2. Disabled wayland for gdm.
3. Created script with export QSG_RENDER_LOOP=basic in profile.d.
4. Logged in as a first user to the kde session.
5. Pressed Ctrl+Alt+F1 to get gdm login screen.
6. Logged in as a second user to the kde session.
7. Both kde sessions were stuck, but as opposed to previous behaviour I was able to Ctrl+Alt+Backspace both sessions (maybe because of previous steps I did not use before).
8. After turning down second session got previously attached kernel trace.
Created attachment 128304 [details]
Extraction of crash info when using modesetting driver
I tried to switch to modesetting driver, but my X sessions are crashing also. I attached crash info recently.
Also QSG_RENDER_LOOP=basic was applied.
Is there any workaround available to avoid crashes? I do not need any 3D or anything, just stable 2D desktop.
I've got the same kind of issue.
Hang when starting up some software.
01:00.0 VGA compatible controller: NVIDIA Corporation GT218 [GeForce 210] (rev a2) (an prety old card).
nouveau 0000:01:00.0: fifo: CACHE_ERROR - ch 12 [gwenview] subc 3 mthd 01a8 data beef0201
(only X/keyboard hang... ssh still working).
Cannot go to console... console didn't work with nouveau without fb.
(I had no more issue after recompile xscreensaver/flux).

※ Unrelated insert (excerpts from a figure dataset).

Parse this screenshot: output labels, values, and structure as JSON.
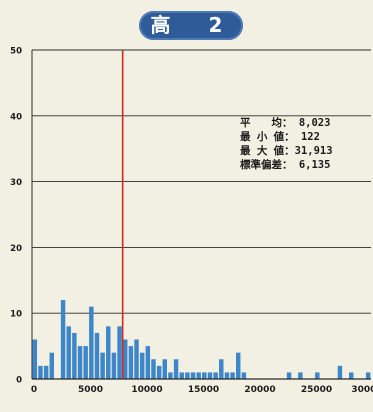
{
  "chart_data": {
    "type": "bar",
    "title": "高　2",
    "xlabel": "",
    "ylabel": "",
    "xlim": [
      0,
      30000
    ],
    "ylim": [
      0,
      50
    ],
    "x_ticks": [
      0,
      5000,
      10000,
      15000,
      20000,
      25000,
      30000
    ],
    "x_tick_labels": [
      "0",
      "5000",
      "10000",
      "15000",
      "20000",
      "25000",
      "30000"
    ],
    "y_ticks": [
      0,
      10,
      20,
      30,
      40,
      50
    ],
    "y_tick_labels": [
      "0",
      "10",
      "20",
      "30",
      "40",
      "50"
    ],
    "grid": "horizontal",
    "bar_width": 500,
    "bars": [
      {
        "x": 250,
        "value": 6
      },
      {
        "x": 750,
        "value": 2
      },
      {
        "x": 1250,
        "value": 2
      },
      {
        "x": 1750,
        "value": 4
      },
      {
        "x": 2750,
        "value": 12
      },
      {
        "x": 3250,
        "value": 8
      },
      {
        "x": 3750,
        "value": 7
      },
      {
        "x": 4250,
        "value": 5
      },
      {
        "x": 4750,
        "value": 5
      },
      {
        "x": 5250,
        "value": 11
      },
      {
        "x": 5750,
        "value": 7
      },
      {
        "x": 6250,
        "value": 4
      },
      {
        "x": 6750,
        "value": 8
      },
      {
        "x": 7250,
        "value": 4
      },
      {
        "x": 7750,
        "value": 8
      },
      {
        "x": 8250,
        "value": 6
      },
      {
        "x": 8750,
        "value": 5
      },
      {
        "x": 9250,
        "value": 6
      },
      {
        "x": 9750,
        "value": 4
      },
      {
        "x": 10250,
        "value": 5
      },
      {
        "x": 10750,
        "value": 3
      },
      {
        "x": 11250,
        "value": 2
      },
      {
        "x": 11750,
        "value": 3
      },
      {
        "x": 12250,
        "value": 1
      },
      {
        "x": 12750,
        "value": 3
      },
      {
        "x": 13250,
        "value": 1
      },
      {
        "x": 13750,
        "value": 1
      },
      {
        "x": 14250,
        "value": 1
      },
      {
        "x": 14750,
        "value": 1
      },
      {
        "x": 15250,
        "value": 1
      },
      {
        "x": 15750,
        "value": 1
      },
      {
        "x": 16250,
        "value": 1
      },
      {
        "x": 16750,
        "value": 3
      },
      {
        "x": 17250,
        "value": 1
      },
      {
        "x": 17750,
        "value": 1
      },
      {
        "x": 18250,
        "value": 4
      },
      {
        "x": 18750,
        "value": 1
      },
      {
        "x": 22750,
        "value": 1
      },
      {
        "x": 23750,
        "value": 1
      },
      {
        "x": 25250,
        "value": 1
      },
      {
        "x": 27250,
        "value": 2
      },
      {
        "x": 28250,
        "value": 1
      },
      {
        "x": 29750,
        "value": 1
      }
    ],
    "mean_line": {
      "value": 8023,
      "color": "#d8281c"
    },
    "stats": [
      "平　　均：  8,023",
      "最 小 値：    122",
      "最 大 値：31,913",
      "標準偏差：  6,135"
    ],
    "bar_color": "#3c86c9",
    "grid_color": "#2a2a2a"
  }
}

I had to replace my graphic card now as the old one died now. So could these problems arise from memory corruption in a dying card? I have now a GTX 550ti which has not shown these error messages yet.
This workarounded this issue by using nvidia 340 drivers. But after upgrade to Fedora 25 these drivers were not available for rather long period. Since there was nothing done in this bug for almost a yeat I tried to replace hardware.

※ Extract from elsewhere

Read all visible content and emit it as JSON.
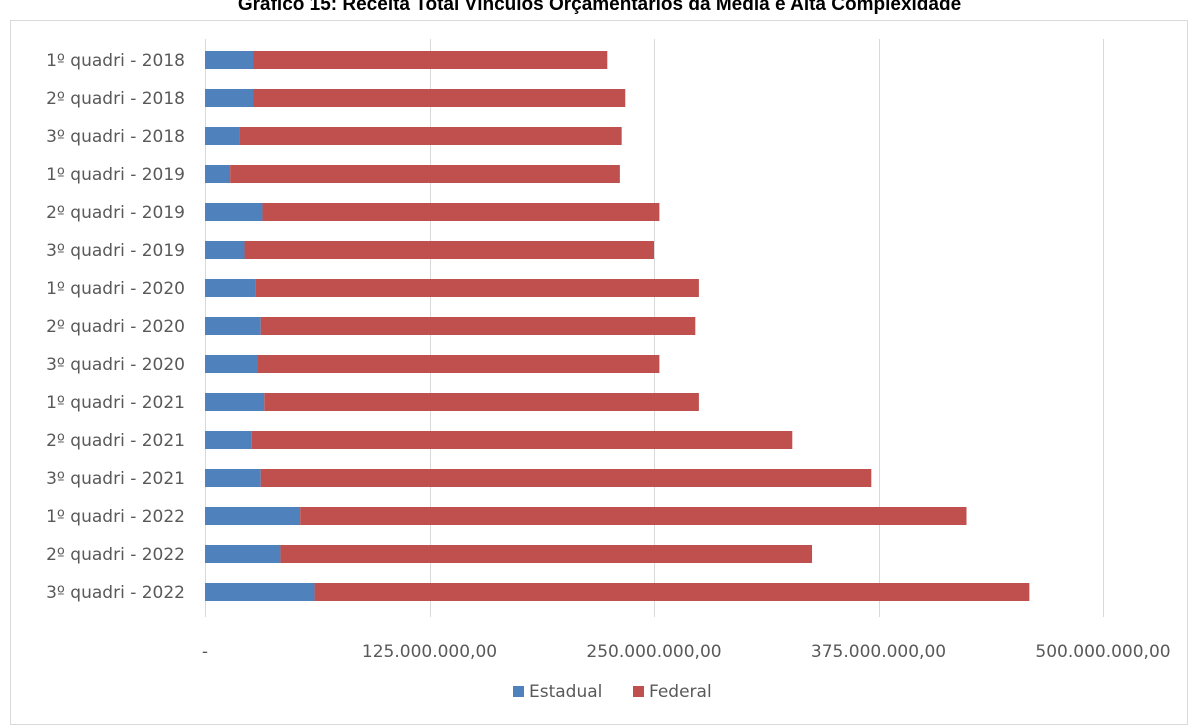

Firstly I tried GT730. I ended up with the same behaviour. Intermittent GUI lockups, only mouse cursor moved. Just logs were different. If I remember well they were similar to bug 93629. It is opened also for almost a year. I suspect these bugs have something common. Just logs are different on different hardware. So I returned the GT730, sold the GT210 and bought AMD Radeon 6450 and the desktop is rock solid now.

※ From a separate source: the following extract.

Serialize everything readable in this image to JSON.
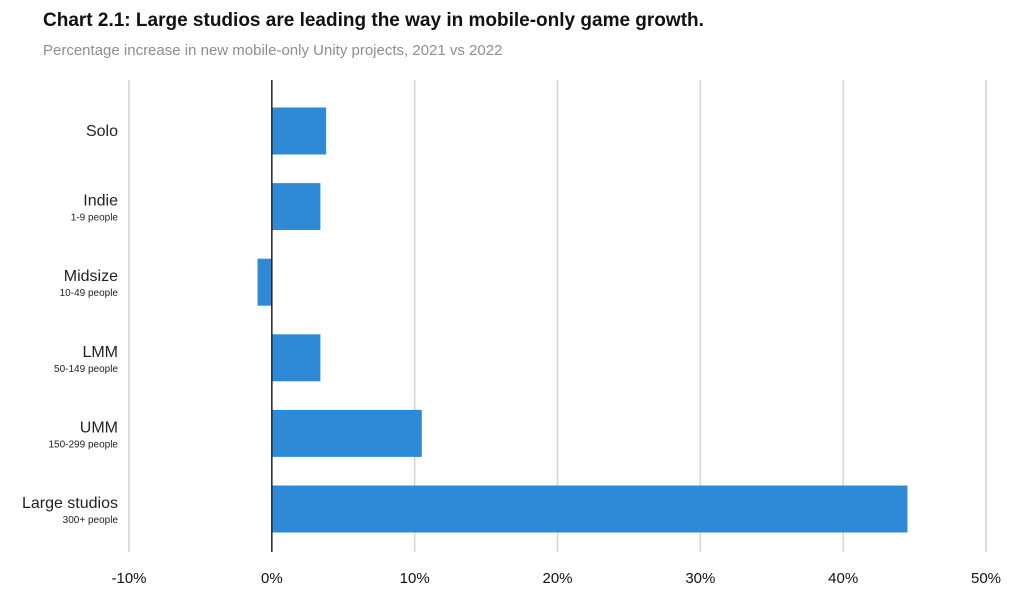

I am not closing the bug because of other guys having same problems, but after solving, please, do not wait for my confirmation. I no longer have the nvidia hardware to test.
Thanks for interest and the hard work without specs from vendor.
The nouveau driver hangs with mythfrontend. My system is a desktop intel i7 onboard graphics running kde plasma and a separate user (seat) running mythfrontend directly on X (not kde) using an nvidia GT240 The allows me to use my desktop system at the same time the TV is running mythtv in an adjacent room. When the nouveau driver hangs it has no affect on the desktop system, the last frame or menu remains static on the TV even after restarting the mythfrontend application.
I can reliably cause the hang by stopping the video player using the remote control then trying to stop it again before it completes the first stop. I see the last frame of video and the remote no longer works. Restarting the mythfrontend application, as root on the desktop, blanks the screen then the last frame of video is shown on the TV even though the application has not started a player. Restarting should display a menu, but once hung the picture does not change.
I suspect the some internal registers or kernel data structures are not finished being cleaned up and the second stop does not allow this to complete.